‘Wat zal ik doen?’ Ik hoor mezelf de vraag nog stellen. Al een paar maanden speelde ik met de gedachte op mijn baan op te zeggen. Ik was gemeenteambtenaar. Waar ik me voorheen gelukkig prees met een gouden kooi als werklocatie, voelde ik nu de keerzijde. De angst om mijn zekerheid de rug toe te keren was groot.
‘Wat zal ik doen?’. Het was maandagochtend en de eerste werkdag na de kerstvakantie. Ik was net terug van een weekje zonvakantie op de Kaapverdische eilanden. Daar had ik deze vraag – vanaf mijn strandbedje – ook al meerdere keren aan mijn vriend gesteld. De gouden kooi was gewoon met me meegereisd. Mijn collega keek me aan en zei: “Natuurlijk moet je het doen”. Hij wist welk antwoord ik moest horen. De vraag stellen is hem beantwoorden.
Tien minuten later stond ik bij mijn manager in de kamer om mijn baan op te zeggen. De weken die volgden, tijdens mijn opzegtermijn, werd de angst om te vertrekken alleen nog maar groter. Met dichtgeknepen keel vertelde ik de mensen met wie ik samenwerkte over mijn plannen. De gemiddelde reactie die ik kreeg was tekenend: “Goh, wat spannend. Dat je dat durft!” Het nam mijn angst niet weg.
Fast forward. Een jaar nadat ik mijn baan opzegde keek ik terug op een waanzinnig jaar. In 365 dagen lukte het me om een goedlopende onderneming neer te zetten en zelfs al met een klein team te werken. Ik kon me bijna niet meer voorstellen dat ik ooit ambtenaar was. Of waarom ik zo bang was om mijn eigen baas te zijn.

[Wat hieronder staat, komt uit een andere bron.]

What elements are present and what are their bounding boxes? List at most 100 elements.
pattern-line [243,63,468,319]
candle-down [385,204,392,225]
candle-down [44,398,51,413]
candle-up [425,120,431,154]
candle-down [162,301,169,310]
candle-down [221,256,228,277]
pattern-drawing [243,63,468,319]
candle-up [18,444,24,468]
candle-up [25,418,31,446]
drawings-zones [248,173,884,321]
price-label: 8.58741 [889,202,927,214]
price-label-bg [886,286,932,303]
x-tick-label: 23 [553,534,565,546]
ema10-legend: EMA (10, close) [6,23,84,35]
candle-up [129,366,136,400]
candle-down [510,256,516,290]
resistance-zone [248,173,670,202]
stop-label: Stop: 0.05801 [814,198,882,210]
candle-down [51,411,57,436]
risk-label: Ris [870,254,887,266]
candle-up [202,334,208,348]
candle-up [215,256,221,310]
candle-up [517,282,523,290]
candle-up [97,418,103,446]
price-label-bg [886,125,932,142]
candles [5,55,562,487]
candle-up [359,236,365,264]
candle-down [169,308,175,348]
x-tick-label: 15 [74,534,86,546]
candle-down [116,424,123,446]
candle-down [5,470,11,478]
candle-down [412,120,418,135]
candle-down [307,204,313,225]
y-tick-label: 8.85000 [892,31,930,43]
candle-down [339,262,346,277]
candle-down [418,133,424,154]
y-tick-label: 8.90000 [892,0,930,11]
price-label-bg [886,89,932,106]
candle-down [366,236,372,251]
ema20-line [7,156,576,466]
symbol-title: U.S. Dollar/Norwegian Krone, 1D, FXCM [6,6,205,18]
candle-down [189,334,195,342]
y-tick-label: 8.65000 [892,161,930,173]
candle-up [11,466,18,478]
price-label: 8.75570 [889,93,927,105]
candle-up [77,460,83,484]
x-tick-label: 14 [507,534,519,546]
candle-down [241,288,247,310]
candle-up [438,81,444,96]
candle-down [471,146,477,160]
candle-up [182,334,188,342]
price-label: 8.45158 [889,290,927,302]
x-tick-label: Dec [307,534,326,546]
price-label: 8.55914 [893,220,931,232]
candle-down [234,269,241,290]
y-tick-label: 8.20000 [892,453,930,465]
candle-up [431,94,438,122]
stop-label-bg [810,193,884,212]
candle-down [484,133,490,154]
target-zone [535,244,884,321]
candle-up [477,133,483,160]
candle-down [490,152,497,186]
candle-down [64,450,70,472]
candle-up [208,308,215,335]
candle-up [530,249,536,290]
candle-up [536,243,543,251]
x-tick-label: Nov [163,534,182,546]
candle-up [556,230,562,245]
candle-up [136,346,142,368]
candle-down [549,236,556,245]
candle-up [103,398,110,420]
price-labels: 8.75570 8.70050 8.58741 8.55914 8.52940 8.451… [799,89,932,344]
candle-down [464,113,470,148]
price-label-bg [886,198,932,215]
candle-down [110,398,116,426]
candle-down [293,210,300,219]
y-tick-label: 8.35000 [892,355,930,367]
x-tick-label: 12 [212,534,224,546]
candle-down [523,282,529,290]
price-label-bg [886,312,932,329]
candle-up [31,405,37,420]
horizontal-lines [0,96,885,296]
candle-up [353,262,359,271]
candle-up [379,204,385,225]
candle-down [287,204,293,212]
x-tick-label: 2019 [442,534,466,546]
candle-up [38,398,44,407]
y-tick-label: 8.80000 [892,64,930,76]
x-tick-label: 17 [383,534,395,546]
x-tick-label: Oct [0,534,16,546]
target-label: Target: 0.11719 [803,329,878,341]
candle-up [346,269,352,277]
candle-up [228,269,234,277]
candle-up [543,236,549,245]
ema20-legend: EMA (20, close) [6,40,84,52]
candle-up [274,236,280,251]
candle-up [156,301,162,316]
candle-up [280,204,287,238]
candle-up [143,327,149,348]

Bijna. Inmiddels weet ik dat de angst om ergens mee te stoppen, of de angst om ergens mee te starten altijd blijft bestaan. Iedere keer als ik voor een doorbraak sta, of een besluit moet nemen waardoor het bedrijf kan groeien, voel ik weer die dichtgeknepen keel.
Hoor ik weer dat stemmetje: ‘Wat zal ik doen?’.
Dat stemmetje dat het liefst zelf al het angstige antwoord geeft: ‘Kies voor veiligheid, kies voor zekerheid, doe het niet’.
Iedere ondernemer kent ze: de angstige beslissingen. Over investeringen, over samenwerkingen, over veranderingen die klanten misschien niet begrijpen. Ik voel ze in mijn keel. Jij voelt ze misschien in je buik of merkt het aan je slaapritme.
Als ik nu dat angstige gevoel opmerk, ga ik terug naar die maandagochtend in het stadhuis, drie jaar geleden. Naar een moment dat ik bang was. Naar een moment waarop ik een vraag stelde, waarop ik eigenlijk al het antwoord wist. En dan luister ik naar dat antwoord. Het échte antwoord. Niet naar het antwoord van de angst, maar naar het antwoord vanuit vertrouwen: “Natuurlijk moet je het doen”.
Want ik weet dat ik nooit meer terug zou willen naar de tijd voor dat besluit. De zogenaamde gouden kooi is allang verbleekt bij mijn prachtige nieuwe werkelijkheid.
En dat sterkt me om nu, iedere keer weer, angstige beslissingen te nemen. Omdat ik weet: Voorbij de angst volgt een doorbraak.